Scotland the Brief
Part 2: Imperial Partner
14
Reform
Britains was a liberal empire, and much of its effectiveness came from the free movement of its elites among the institutions of state: something that had its roots in the removable inequalities of its constitution, always quick to adapt, and always mindful that those whom the law neglects will always be enemies to law, and will always be dangerous, more or less. The words were those of a great Liberal, administrator, and historian, of Gaelic descent, T B Macaulay.
The 1832 Reform act wasnt achieved without a struggle, particularly in English towns, where the Castle of Nottingham and the Palace of Bristol were laid low. Scotland was quieter Dundas 'management' ended in 1826 but her intellectuals, running the Edinburgh Review, did much to expand the agitation. The English electorate doubled, the Scots (extended by creating a new franchise and urban constituencies) went up from 5000 to 65,000.

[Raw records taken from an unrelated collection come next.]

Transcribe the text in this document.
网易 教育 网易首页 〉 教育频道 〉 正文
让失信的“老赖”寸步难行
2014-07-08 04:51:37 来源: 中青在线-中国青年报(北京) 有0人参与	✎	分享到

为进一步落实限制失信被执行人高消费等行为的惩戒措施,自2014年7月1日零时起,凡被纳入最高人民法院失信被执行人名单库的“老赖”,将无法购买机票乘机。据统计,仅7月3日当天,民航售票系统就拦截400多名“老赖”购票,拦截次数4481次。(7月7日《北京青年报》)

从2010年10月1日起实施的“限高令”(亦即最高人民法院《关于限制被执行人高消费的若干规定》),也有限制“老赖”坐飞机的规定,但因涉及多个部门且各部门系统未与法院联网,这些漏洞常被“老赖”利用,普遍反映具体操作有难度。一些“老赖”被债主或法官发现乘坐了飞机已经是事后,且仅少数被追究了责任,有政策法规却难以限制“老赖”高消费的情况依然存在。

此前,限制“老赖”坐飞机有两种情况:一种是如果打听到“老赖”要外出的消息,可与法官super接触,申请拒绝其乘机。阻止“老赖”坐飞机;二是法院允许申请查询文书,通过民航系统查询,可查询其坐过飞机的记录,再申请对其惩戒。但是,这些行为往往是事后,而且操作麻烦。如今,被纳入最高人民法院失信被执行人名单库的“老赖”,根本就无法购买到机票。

Reform, however, did little for the mass of the people. How were they to cope with dispossession on the land, and the often enforced flight into the towns? Up to the 1840s this upheaval seemed almost apocalyptic, and even among the well-off there thrived millenarian or utopian ideals. Robert Owen, the Welsh owner of the New Lanark Mills and social experimenter, promoted his new view of society on every possible occasion. His schemes usually collapsed, but they trained a generation of working-class activists who would eventually gain a qualified utopia in the trade unions and the Co-op societies. Scottish Chartism was political rather than social; its leaders, organised on a British basis, argued for their six points: universal manhood suffrage, equal electoral districts, payment of members, secret ballots, no property qualifications, and annual parliaments; but some of them also had particular Scots enthusiasms, like temperance or adult education.

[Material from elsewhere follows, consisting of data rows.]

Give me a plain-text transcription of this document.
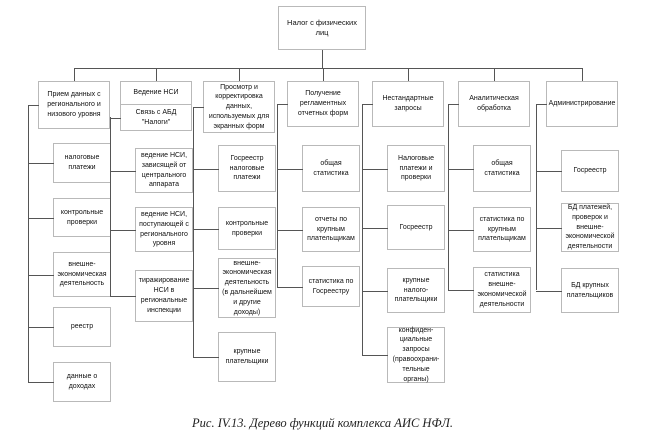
Налог с физических лиц
Прием данных с регионального и низового уровня
налоговые платежи
контрольные проверки
внешне-экономическая деятельность
реестр
данные о доходах
Ведение НСИ
Связь с АБД "Налоги"
ведение НСИ, зависящей от центрального аппарата
ведение НСИ, поступающей с регионального уровня
тиражирование НСИ в региональные инспекции
Просмотр и корректировка данных, используемых для экранных форм
Госреестр налоговые платежи
контрольные проверки
внешне-экономическая деятельность (в дальнейшем и другие доходы)
крупные плательщики
Получение регламентных отчетных форм
общая статистика
отчеты по крупным плательщикам
статистика по Госреестру
Нестандартные запросы
Налоговые платежи и проверки
Госреестр
крупные налого-плательщики
конфиден-циальные запросы (правоохрани-тельные органы)
Аналитическая обработка
общая статистика
статистика по крупным плательщикам
статистика внешне-экономической деятельности
Администрирование
Госреестр
БД платежей, проверок и внешне-экономической деятельности
БД крупных плательщиков
Рис. IV.13. Дерево функций комплекса АИС НФЛ.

This ideal, in the hands of the most remarkable figure of the generation, went much further. Chartism by Thomas Carlyle (1839) probed the cultural as well as social problems the industrial revolution had released, and his analysis predicted a coming explosion, leading directly to Marx and Engels' 'Communist Manifesto' (1848), to the propaganda of Benjamin Disraeli and Charles Dickens' Hard Times (1854): 'a bolt of lightning' in a china shop'.
The Scots Chartists were well organised, generally moral-force and legalistic, and ineffective. If you wanted to be a democrat, then go to Canada, or by the 1850s Australia and New Zealand. By the mid-century there were also civic careers to be made overseas in the churches, in medicine, and in education at home: tasks that would in Europe have gone to national parliaments were shared between Westminster and increasingly powerful Scottish burghs whose powers were increased to cope with the challenges of poverty, disease and pollution. These tasks lay before a country particularly famous for the quality of its medical education, spectacularly realised in projects like infirmaries, the pioneer Medical Officers of Health, and Glasgows water supply, piped from Loch Katrine in the South Highlands in 1859.